Brazilians still have more restrictions on carrying guns outside the home. Gun owners are allowed to carry a gun only if they are on their way to a shooting club. Webster said gun homicides and accidental deaths in the United States are tied more closely to carrying than to possession.
Another key difference: Guns are roughly three times as expensive in Brazil as in the United States, which makes private ownership primarily an enthusiasm of people with higher incomes.
U.S. citizens owned more than 393 million firearms in 2018, or 1.2 per person, according to the Small Arms Survey, a Geneva-based research organization. Brazilians owned 4.4 million in 2021, or 0.02 per person, according to the Security Forum.
The United States has a much more “developed” gun culture than Brazil, Venera said. Brazilians aren’t ready to drop the restrictions altogether, he said, but he hopes they will be soon: “You just can’t give a car to someone who can’t drive.”

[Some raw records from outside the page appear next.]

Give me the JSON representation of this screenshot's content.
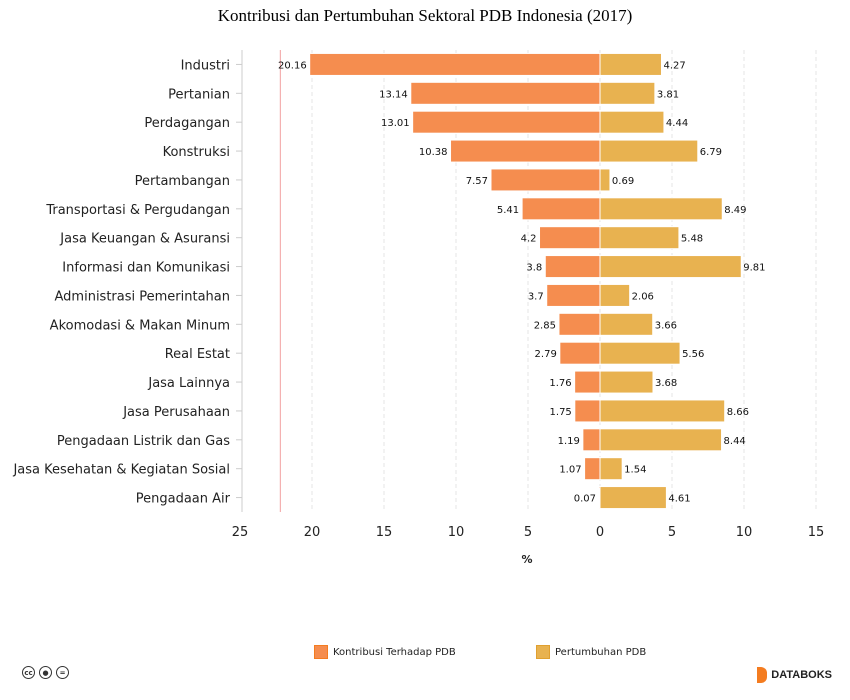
{
  "chart_data": {
    "type": "bar",
    "orientation": "horizontal-diverging",
    "title": "Kontribusi dan Pertumbuhan Sektoral PDB Indonesia (2017)",
    "xlabel": "%",
    "xlim": [
      -25,
      15
    ],
    "x_ticks": [
      "25",
      "20",
      "15",
      "10",
      "5",
      "0",
      "5",
      "10",
      "15"
    ],
    "grid": "vertical dashed",
    "legend_position": "bottom-center",
    "reference_line": -22.2,
    "categories": [
      "Industri",
      "Pertanian",
      "Perdagangan",
      "Konstruksi",
      "Pertambangan",
      "Transportasi & Pergudangan",
      "Jasa Keuangan & Asuransi",
      "Informasi dan Komunikasi",
      "Administrasi Pemerintahan",
      "Akomodasi & Makan Minum",
      "Real Estat",
      "Jasa Lainnya",
      "Jasa Perusahaan",
      "Pengadaan Listrik dan Gas",
      "Jasa Kesehatan & Kegiatan Sosial",
      "Pengadaan Air"
    ],
    "series": [
      {
        "name": "Kontribusi Terhadap PDB",
        "color": "#f58d4f",
        "direction": "left",
        "values": [
          20.16,
          13.14,
          13.01,
          10.38,
          7.57,
          5.41,
          4.2,
          3.8,
          3.7,
          2.85,
          2.79,
          1.76,
          1.75,
          1.19,
          1.07,
          0.07
        ]
      },
      {
        "name": "Pertumbuhan PDB",
        "color": "#e8b250",
        "direction": "right",
        "values": [
          4.27,
          3.81,
          4.44,
          6.79,
          0.69,
          8.49,
          5.48,
          9.81,
          2.06,
          3.66,
          5.56,
          3.68,
          8.66,
          8.44,
          1.54,
          4.61
        ]
      }
    ]
  },
  "footer": {
    "brand": "DATABOKS",
    "license_icons": [
      "cc",
      "by",
      "nd"
    ]
  }
}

Venera is not concerned that legal gun sales will help arm the cartels. Criminals have always had guns, he said, and they prefer automatic weapons. “Only civilians couldn’t defend themselves,” he said.
The Instituto Sou da Paz reported this year that most of the 33,000 firearms used in crimes in São Paulo state between 2011 and 2020 were purchased legally. Uchôa says that drug traffickers do generally prefer fully automatic weapons, which remain illegal here, but that street criminals tend to use revolvers and handguns because they are easier to conceal.
The flowering of gun culture here has prompted the Bonosos to open a shooting club in their small beach town of Imbituba. Inspired by the American West, they are calling the club Comanche, after the Native American tribe of the southern Great Plains. The club is set to open next month, at the same time as Lula’s inauguration.
But now, after 18 months preparing for the launch, they worry that the new president will clamp down again.
“We could lose our rights and be sent back to zero,” he said.
An earlier version of this article misidentified the organization of a speaker at the Texas ExpoTiro. The speaker was a representative of the Texan Chamber of Commerce in Brazil, not the Houston-based Brazil-Texas Chamber of Commerce. The article has been corrected.